Under the existing law, a would-be maker of a generic for export would have to first approach the patent-holders - there would be many in the case of a fixed-dose combination of different HIV/AIDS drugs - to see if the patent-holders would consent to license the drugs on a voluntary basis. After a 30-day period, if a voluntary license is not forthcoming, the generic manufacturer would be able to ask Canadian patent authorities to issue a compulsory license authorising it to produce the drug without the consent of the patent-holder. Currently, however, the 30-day period only starts once the generic manufacturer can tell the brand-name manufacturer the country and quantity of the drug in question. This means that before a Canadian generic manufacturer can start trying to get a license, a developing country government has to have notified the WTO of the names and quantities of the drugs it seeks to import. If the quantity were to change, or another country wanted to import the same drugs, the Canadian generic manufacturer would have to go back to the patent-holders and repeat the process.

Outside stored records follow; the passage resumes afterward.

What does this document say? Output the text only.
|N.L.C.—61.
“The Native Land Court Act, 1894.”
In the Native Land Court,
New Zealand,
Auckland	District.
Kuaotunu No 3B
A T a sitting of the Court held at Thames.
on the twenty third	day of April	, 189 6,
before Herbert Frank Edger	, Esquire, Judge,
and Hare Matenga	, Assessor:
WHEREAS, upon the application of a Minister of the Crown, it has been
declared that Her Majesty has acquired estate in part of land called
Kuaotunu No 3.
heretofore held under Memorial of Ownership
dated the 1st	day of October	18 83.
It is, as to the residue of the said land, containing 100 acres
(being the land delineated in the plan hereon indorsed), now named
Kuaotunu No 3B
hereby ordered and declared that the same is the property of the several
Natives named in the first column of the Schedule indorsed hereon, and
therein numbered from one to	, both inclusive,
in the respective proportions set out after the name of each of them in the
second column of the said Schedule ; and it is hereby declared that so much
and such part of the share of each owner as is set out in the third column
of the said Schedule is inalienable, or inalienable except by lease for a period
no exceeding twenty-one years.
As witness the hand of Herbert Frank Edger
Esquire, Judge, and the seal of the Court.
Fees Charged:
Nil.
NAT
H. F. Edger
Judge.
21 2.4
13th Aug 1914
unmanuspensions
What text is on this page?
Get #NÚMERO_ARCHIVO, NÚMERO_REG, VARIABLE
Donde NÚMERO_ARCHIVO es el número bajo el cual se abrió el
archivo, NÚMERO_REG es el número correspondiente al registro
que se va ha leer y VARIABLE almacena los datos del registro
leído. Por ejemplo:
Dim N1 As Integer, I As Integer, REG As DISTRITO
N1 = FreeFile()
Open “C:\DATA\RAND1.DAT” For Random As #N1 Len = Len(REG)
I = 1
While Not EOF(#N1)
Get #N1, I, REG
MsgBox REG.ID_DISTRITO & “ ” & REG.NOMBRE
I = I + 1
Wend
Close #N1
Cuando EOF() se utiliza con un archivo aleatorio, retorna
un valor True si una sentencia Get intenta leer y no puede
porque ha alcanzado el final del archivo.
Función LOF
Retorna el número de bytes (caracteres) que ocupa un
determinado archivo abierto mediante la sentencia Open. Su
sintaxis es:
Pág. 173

Bill C-393's ‘one-license process' changes the sequence of the process, Elliott said, "so that you don't run into this Catch -22 where a generic manufacturer can't get a license until it has a tentative agreement with a country, but a country really has no incentive to make an agreement with a manufacturer when there's no guarantee that the manufacturer could get them the product."
Under Bill C-393, a Canadian generic manufacturer could approach manufacturers for voluntary licenses without a target country or drug quantity in hand. There would still be a 30 day period before the company could seek a compulsory license, although it could be waived in circumstances outlined in TRIPS Article 31(b) - "in the case of a national emergency or other circumstances of extreme urgency or in cases of public non-commercial use." If it received a compulsory license, the generic manufacturer would be able to export to all countries covered in Canada's legislation, without any fixed limits on the drugs in question. (The importer would still need to notify the WTO before importing any drugs; anti-diversion rules such as differential packaging would still apply, as would disclosure requirements on an informational website.)
According to Elliott, once armed with more expansive compulsory license, Canadian generics manufacturers would be in a position to bid in developing country governments' standard tenders for drug purchases. The increased competition among legal suppliers would push governments' purchase prices downwards; meanwhile, the prospect of greater sales volumes would make it easier for the Canadian companies to offer competitive prices.
Elliott said that while the Canadian bill corrects the imperfections in Canada's implementation of the 30 August decision that had proven to be stumbling blocks to using it, this did not mean that the WTO mechanism was ideal.
Echoing criticisms made by public health groups and backed at the time by the World Health Organization, he suggested that an approach based on TRIPS Article 30, which provides for "limited exceptions to the exclusive rights conferred by a patent" so long as they do not "unreasonably prejudice" the legitimate interests of the patent owner, would have been more straightforward. An ‘Article 30 approach' would have amounted to a standing statutory compulsory license for the limited purpose of exporting drugs to poor countries unable to make them.
An earlier version of Bill C-393 included a provision waiving the need for generic manufacturers to negotiation with patent-holders in circumstances not limited to national emergencies. This, said Elliott, went beyond TRIPS Article 31b, but could have been justified under Article 30. However, that clause was taken out over the course of parliamentary deliberations.
ICTSD reporting; "Access to medicines bill stalling in Senate," VANCOUVER SUN, 22 March 2011.